I would make it a habit to remind him half an hour before you have to leave and tell him we are leaving at x time whether you're ready or not. Because who has time for this crap?

And please teach your children being late is being rude. It shows a total lack of respect for the other person's time. It causes all kinds of anxiety throughout your life if you are unable to manage your time.

curiosity60 writes:

NTA. He made his usual power play to make everyone wait for him, on your birthday. Rather than lightening your load getting the family ready, he left all that for you to do.

He didn't HAVE free time to putter with the car. Yet he used that as his excuse to make yet another event all about him. When you went on ahead, he pouted and waited to attack you when you got home.

The whole thing was his creating frustration and delay for you. Then he had to steal any joy you got from your birthday celebration by unloading his anger that you didn't let him steal MORE of everyone's time as soon as you got home.

He sounds abusive. Controlling events by frustrating others. Punishing your bit of autonomy and valuing your event by refusing to participate, then attacking at home.

Now, let's take a look at OP's first lengthy update about her husband:

It really upset me but I kept it inside because of the kids. I suppose it wasn't a huge surprise but I've come to terms with it since then. I talked to my dad about a bit which helped. I was a stay-at-home-mum until a few years ago.

He changed when I went back to work, although I don't understand how that would affect his time management, unless there's a different reason for him being late. It's normally things like he hasn't gotten changed or found his keys by the time I want to leave.

There was a time a few weeks ago where he decided to walk the dog and wasn't home in time. The kids are 13 and 11 so they can get ready by themselves, although the youngest needs help with tying his shoelaces.

However, I have to make sure the alarm is on, the doors are locked, the dog is fed and shut in his room, and get ready myself. It's a pattern regarding family plans. He's on time for work and his own plans like meeting his friends. Up until a few years ago though he was normally on time for everything.

Now, OP's second update:

I've brought it up multiple times before but nothing has changed.
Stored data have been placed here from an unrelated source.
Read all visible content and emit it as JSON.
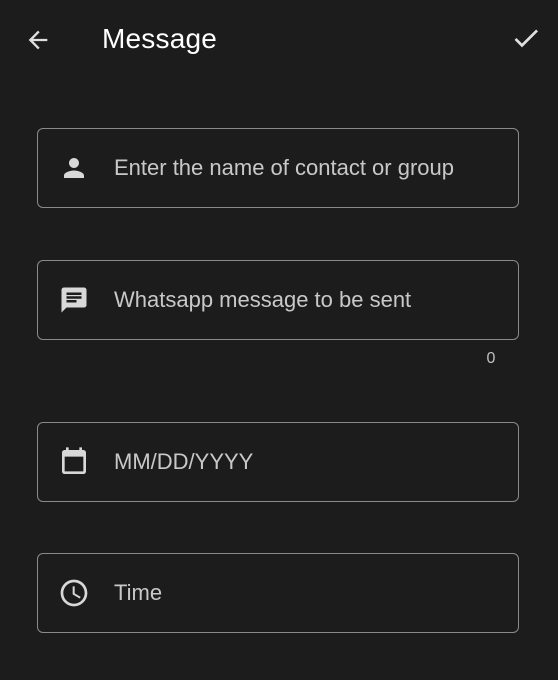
{
  "toolbar": {
    "title": "Message",
    "back_icon": "arrow-back-icon",
    "confirm_icon": "check-icon"
  },
  "form": {
    "contact": {
      "placeholder": "Enter the name of contact or group",
      "icon": "person-icon"
    },
    "message": {
      "placeholder": "Whatsapp message to be sent",
      "icon": "message-icon",
      "char_count": "0"
    },
    "date": {
      "placeholder": "MM/DD/YYYY",
      "icon": "calendar-icon"
    },
    "time": {
      "placeholder": "Time",
      "icon": "clock-icon"
    }
  },
  "colors": {
    "background": "#1c1c1c",
    "border": "#8a8a8a",
    "text": "#ffffff",
    "placeholder": "#c8c8c8"
  }
}
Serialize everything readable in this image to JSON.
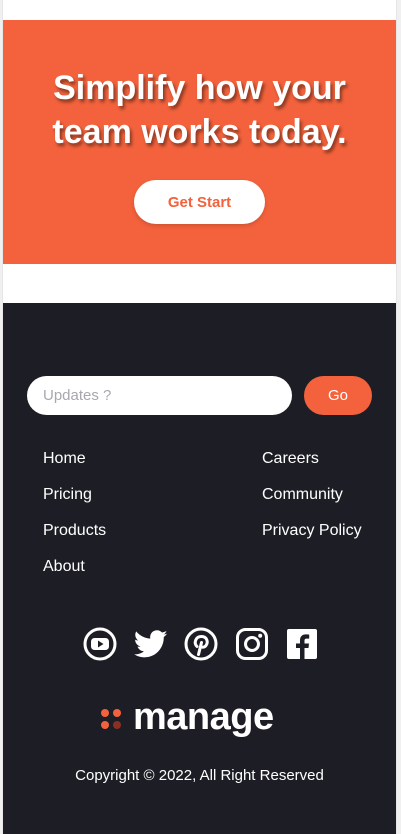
{
  "cta": {
    "title_line1": "Simplify how your",
    "title_line2": "team works today.",
    "button_label": "Get Start"
  },
  "newsletter": {
    "placeholder": "Updates ?",
    "value": "",
    "button_label": "Go"
  },
  "footer_links": {
    "left": [
      "Home",
      "Pricing",
      "Products",
      "About"
    ],
    "right": [
      "Careers",
      "Community",
      "Privacy Policy"
    ]
  },
  "social_icons": [
    "youtube-icon",
    "twitter-icon",
    "pinterest-icon",
    "instagram-icon",
    "facebook-icon"
  ],
  "brand": {
    "logo_text": "manage"
  },
  "copyright": "Copyright © 2022, All Right Reserved",
  "colors": {
    "accent": "#f3623c",
    "footer_bg": "#1d1e25",
    "white": "#ffffff"
  }
}
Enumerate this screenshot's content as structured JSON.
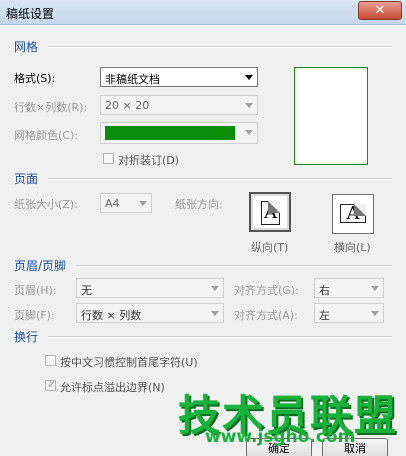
{
  "window": {
    "title": "稿纸设置",
    "close_symbol": "✕"
  },
  "grid_section": {
    "heading": "网格",
    "style_label": "格式(S):",
    "style_value": "非稿纸文档",
    "rows_cols_label": "行数×列数(R):",
    "rows_cols_value": "20 × 20",
    "grid_color_label": "网格颜色(C):",
    "grid_color": "#0b8d0b",
    "fold_checkbox_label": "对折装订(D)",
    "fold_checked": false
  },
  "page_section": {
    "heading": "页面",
    "paper_size_label": "纸张大小(Z):",
    "paper_size_value": "A4",
    "orientation_label": "纸张方向:",
    "portrait_label": "纵向(T)",
    "landscape_label": "横向(L)",
    "icon_letter": "A"
  },
  "header_footer_section": {
    "heading": "页眉/页脚",
    "header_label": "页眉(H):",
    "header_value": "无",
    "header_align_label": "对齐方式(G):",
    "header_align_value": "右",
    "footer_label": "页脚(F):",
    "footer_value": "行数 × 列数",
    "footer_align_label": "对齐方式(A):",
    "footer_align_value": "左"
  },
  "line_break_section": {
    "heading": "换行",
    "option1_label": "按中文习惯控制首尾字符(U)",
    "option1_checked": false,
    "option2_label": "允许标点溢出边界(N)",
    "option2_checked": true
  },
  "buttons": {
    "ok_label": "确定",
    "cancel_label": "取消"
  },
  "watermark": {
    "text": "技术员联盟",
    "url": "www.jsgho.com"
  }
}
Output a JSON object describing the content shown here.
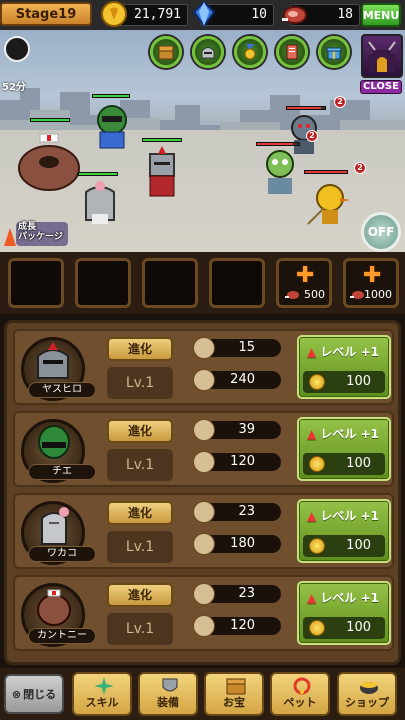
{
  "topbar": {
    "stage": "Stage19",
    "gold": "21,791",
    "gems": "10",
    "meat": "18",
    "menu_label": "MENU"
  },
  "scene": {
    "timer": "52分",
    "close_label": "CLOSE",
    "growth_pack": "成長\nパッケージ",
    "auto_label": "OFF",
    "enemy_badges": [
      "2",
      "2",
      "2"
    ],
    "quick_icons": [
      "treasure-chest-icon",
      "knight-helmet-icon",
      "medal-icon",
      "scroll-icon",
      "gift-box-icon"
    ]
  },
  "slots": {
    "buy_costs": [
      "500",
      "1000"
    ]
  },
  "units": [
    {
      "name": "ヤスヒロ",
      "evolve": "進化",
      "level": "Lv.1",
      "attack": "15",
      "hp": "240",
      "levelup": "レベル +1",
      "cost": "100"
    },
    {
      "name": "チエ",
      "evolve": "進化",
      "level": "Lv.1",
      "attack": "39",
      "hp": "120",
      "levelup": "レベル +1",
      "cost": "100"
    },
    {
      "name": "ワカコ",
      "evolve": "進化",
      "level": "Lv.1",
      "attack": "23",
      "hp": "180",
      "levelup": "レベル +1",
      "cost": "100"
    },
    {
      "name": "カントニー",
      "evolve": "進化",
      "level": "Lv.1",
      "attack": "23",
      "hp": "120",
      "levelup": "レベル +1",
      "cost": "100"
    }
  ],
  "nav": {
    "close": "閉じる",
    "skill": "スキル",
    "equip": "装備",
    "treasure": "お宝",
    "pet": "ペット",
    "shop": "ショップ"
  }
}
I do admit that I can be a pushover when it comes to waiting for him, but I'm sick of having to put other things on hold in order to check if he is ready and being late to family plans.

He was late for my mother's funeral last year, and after this birthday incident I've decided not to give him anymore leeway and start standing up for myself. Him being late for things only really started a few years ago and it's rarely this bad.

Normally, we only have to wait for 10 minutes max so it was something I could live with. I don't think he has ADHD. He was on time for things until a few years ago, with the occasional exception, and he is on time for work and his own plans that don't include the family.

And now, OP's third update:

My husband likes my dad, but the feeling isn't really mutual. My husband likes the restaurant, we went there for his birthday too (which he wasn't late for). Yes, the kids were upset because my husband wasn't ready and because I was stressing.

They thought he didn't want to spend any time with us. They have personally been let down by him when it comes to things like him picking them up from a friend's house.

Looks like OP is NTA here. Any advice for her in dealing with her husband?